/pg2arrow

Primary LanguageC++MIT LicenseMIT

archived, see https://github.com/0x0L/pgeon instead

pg2arrow

pg2arrow is a lightweight tool to parse PostgreSQL binary data into Apache Arrow.

This project is similar to https://github.com/heterodb/pg2arrow and is heavily inspired by it. The main differences are the use of COPY instead of FETCH and that our implementation uses the Arrow C++ API.

Usage

usage: pg2parquet -d conninfo -q query -o output_file

for instance

pg2parquet -d postgresql://localhost/mytests -q "select * from minute_bars" -o test.parquet

TODO

  • General design is not too good

  • Missing numeric, hstore and a few other more esoteric ones

  • python bindings

  • error handling

  • some tests / benchmarks would be nice

  • replace DecoderMap by a more efficient container for our use case: int64_t keys (really) with really small number of elements ?

Type mapping

Most common base types are supported.

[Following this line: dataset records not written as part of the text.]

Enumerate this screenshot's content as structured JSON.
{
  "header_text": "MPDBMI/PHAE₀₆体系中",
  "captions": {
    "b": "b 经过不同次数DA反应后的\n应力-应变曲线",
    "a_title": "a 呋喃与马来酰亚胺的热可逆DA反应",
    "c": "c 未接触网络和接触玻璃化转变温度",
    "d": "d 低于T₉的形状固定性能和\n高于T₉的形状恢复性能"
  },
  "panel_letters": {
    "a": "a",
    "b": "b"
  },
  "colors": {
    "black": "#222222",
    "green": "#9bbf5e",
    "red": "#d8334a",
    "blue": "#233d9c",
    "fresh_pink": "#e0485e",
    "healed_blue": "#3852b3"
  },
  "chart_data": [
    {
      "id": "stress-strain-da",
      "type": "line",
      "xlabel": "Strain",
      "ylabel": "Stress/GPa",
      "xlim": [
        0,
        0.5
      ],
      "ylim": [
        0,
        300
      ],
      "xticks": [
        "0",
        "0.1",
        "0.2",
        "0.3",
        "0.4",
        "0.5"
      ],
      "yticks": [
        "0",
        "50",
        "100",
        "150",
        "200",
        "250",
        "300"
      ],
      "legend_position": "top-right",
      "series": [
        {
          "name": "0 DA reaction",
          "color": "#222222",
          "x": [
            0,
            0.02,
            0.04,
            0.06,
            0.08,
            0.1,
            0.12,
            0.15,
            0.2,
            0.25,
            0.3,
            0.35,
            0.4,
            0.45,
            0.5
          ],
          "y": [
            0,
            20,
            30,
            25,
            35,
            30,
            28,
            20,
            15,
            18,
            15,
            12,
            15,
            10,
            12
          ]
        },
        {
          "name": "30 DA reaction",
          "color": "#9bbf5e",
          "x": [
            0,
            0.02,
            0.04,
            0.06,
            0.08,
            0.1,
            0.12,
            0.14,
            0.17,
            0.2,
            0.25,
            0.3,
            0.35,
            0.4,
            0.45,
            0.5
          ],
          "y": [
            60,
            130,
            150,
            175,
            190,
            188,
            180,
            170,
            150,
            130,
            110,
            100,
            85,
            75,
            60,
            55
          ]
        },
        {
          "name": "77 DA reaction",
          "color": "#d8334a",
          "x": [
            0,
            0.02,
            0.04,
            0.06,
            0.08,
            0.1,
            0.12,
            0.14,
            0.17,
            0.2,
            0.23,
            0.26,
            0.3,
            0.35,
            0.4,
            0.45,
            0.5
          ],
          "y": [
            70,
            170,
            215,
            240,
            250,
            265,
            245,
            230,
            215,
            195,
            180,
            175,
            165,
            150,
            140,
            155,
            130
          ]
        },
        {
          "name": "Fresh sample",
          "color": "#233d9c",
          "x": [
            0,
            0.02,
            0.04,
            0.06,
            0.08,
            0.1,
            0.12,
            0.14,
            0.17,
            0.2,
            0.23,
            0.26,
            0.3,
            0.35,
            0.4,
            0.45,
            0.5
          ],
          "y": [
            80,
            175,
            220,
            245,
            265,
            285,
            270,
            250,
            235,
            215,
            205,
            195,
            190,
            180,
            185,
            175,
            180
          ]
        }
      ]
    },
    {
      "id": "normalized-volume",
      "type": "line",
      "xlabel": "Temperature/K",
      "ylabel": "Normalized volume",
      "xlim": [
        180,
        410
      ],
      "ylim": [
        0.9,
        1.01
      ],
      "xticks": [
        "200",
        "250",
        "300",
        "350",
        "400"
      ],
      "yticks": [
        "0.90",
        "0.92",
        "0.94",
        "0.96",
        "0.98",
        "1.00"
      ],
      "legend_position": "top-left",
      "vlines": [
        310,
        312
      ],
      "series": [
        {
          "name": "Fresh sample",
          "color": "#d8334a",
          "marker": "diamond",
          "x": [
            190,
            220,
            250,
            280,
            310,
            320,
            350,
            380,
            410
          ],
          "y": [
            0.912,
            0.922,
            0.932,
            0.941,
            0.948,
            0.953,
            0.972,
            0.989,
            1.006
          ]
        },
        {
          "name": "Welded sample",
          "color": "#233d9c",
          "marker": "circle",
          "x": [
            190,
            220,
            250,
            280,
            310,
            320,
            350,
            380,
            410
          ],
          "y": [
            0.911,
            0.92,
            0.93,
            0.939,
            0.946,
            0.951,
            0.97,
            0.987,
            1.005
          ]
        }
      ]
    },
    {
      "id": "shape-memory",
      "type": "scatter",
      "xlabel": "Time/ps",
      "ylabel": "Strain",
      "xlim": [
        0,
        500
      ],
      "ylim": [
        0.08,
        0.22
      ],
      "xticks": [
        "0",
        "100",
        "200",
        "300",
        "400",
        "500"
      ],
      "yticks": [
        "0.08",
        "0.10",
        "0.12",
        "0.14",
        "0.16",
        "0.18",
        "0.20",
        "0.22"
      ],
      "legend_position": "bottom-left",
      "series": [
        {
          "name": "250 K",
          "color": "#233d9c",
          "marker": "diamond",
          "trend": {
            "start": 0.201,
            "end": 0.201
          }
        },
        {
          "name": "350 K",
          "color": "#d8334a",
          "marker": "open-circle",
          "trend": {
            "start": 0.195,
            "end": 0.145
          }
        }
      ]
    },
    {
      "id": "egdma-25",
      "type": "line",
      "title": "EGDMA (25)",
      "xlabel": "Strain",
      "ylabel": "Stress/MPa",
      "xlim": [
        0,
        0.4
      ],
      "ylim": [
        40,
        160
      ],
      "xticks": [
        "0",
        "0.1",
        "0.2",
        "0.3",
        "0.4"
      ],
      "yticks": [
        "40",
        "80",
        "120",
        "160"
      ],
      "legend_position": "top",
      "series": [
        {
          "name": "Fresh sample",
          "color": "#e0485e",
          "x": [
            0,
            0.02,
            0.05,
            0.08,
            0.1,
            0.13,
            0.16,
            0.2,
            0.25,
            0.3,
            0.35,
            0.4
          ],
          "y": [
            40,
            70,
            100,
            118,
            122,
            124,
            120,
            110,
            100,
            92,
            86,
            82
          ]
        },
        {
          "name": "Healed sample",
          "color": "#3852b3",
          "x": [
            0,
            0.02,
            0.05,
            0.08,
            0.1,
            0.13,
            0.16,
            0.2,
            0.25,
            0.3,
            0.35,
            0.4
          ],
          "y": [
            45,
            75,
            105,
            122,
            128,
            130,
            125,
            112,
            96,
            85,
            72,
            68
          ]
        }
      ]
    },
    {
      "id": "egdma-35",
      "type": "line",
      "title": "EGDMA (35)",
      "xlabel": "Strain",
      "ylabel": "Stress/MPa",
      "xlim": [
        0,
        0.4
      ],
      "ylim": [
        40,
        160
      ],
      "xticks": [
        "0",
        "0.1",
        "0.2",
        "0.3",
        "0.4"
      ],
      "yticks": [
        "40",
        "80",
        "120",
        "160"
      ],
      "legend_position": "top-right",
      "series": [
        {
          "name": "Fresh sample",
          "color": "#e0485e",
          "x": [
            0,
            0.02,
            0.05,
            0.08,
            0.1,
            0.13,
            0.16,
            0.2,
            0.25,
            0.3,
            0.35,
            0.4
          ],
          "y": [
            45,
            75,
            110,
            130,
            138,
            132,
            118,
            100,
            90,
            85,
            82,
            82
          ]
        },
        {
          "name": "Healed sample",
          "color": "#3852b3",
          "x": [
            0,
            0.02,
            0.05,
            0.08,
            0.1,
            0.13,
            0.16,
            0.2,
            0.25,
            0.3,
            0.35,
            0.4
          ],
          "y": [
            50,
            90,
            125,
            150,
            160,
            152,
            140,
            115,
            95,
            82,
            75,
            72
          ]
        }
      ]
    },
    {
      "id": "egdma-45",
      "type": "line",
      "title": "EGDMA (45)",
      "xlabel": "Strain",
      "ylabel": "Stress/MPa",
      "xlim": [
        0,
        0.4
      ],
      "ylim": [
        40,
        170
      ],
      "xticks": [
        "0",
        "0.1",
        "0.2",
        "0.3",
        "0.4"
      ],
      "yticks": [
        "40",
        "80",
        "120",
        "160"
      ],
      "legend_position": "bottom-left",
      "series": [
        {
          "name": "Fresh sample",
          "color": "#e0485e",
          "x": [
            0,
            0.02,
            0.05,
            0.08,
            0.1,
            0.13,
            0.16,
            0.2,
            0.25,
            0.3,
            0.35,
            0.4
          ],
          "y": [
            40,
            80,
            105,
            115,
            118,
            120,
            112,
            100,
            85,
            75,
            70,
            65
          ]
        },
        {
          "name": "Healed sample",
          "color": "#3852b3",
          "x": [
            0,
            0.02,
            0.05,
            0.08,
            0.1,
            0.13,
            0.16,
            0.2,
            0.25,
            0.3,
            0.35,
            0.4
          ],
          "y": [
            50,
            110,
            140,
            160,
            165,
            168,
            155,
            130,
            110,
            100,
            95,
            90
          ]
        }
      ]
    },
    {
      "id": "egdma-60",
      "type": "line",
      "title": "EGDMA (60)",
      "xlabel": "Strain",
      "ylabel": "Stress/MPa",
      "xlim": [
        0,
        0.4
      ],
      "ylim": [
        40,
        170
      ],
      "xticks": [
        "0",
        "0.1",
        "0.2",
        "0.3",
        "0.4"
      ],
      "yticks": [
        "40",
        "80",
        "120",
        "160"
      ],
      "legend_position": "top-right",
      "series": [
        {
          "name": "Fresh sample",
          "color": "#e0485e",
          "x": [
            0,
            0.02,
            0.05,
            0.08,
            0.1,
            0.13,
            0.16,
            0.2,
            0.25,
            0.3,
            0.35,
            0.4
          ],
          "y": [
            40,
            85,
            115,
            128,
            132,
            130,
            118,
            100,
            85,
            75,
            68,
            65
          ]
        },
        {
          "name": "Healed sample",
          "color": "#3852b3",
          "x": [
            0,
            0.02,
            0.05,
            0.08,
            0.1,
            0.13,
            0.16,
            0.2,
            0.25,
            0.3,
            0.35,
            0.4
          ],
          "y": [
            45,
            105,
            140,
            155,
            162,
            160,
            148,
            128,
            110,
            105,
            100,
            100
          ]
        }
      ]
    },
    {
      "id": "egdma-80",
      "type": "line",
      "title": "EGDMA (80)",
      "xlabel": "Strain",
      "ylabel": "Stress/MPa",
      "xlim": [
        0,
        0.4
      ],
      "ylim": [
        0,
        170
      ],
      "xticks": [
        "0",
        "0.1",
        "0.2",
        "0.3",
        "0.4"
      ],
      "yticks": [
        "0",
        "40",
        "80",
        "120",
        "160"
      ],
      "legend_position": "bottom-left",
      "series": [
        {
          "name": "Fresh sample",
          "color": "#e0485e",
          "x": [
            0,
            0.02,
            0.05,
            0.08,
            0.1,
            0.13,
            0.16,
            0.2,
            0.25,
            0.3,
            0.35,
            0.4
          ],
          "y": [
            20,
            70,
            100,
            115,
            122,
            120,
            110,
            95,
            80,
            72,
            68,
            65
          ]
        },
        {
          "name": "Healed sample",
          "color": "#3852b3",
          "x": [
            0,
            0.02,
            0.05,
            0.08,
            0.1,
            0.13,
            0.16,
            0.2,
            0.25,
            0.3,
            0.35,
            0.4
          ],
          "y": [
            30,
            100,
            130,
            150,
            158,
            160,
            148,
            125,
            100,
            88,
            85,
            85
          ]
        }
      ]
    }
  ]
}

The following type map is used

PostgreSQL Apache Arrow
bool bool_()
bpchar utf8()
bytea binary()
date date32()
float4 float32()
float8 float64()
int2 int16()
int4 int32()
int8 int64()
interval duration(TimeUnit::MICRO)
json utf8()
jsonb binary()
serial2 int16()
serial4 int32()
serial8 int64()
text utf8()
time time64(TimeUnit::MICRO)
timestamp timestamp(TimeUnit::MICRO)
timestamptz timestamp(TimeUnit::MICRO, "utc")
uuid fixed_size_binary(16)
varchar utf8()
xml utf8()

SQL composite types are mapped to Arrow struct_(...)

SQL arrays are mapped to Arrow list_(...). Only 1D arrays are fully supported. Higher dimensional arrays will be flattened.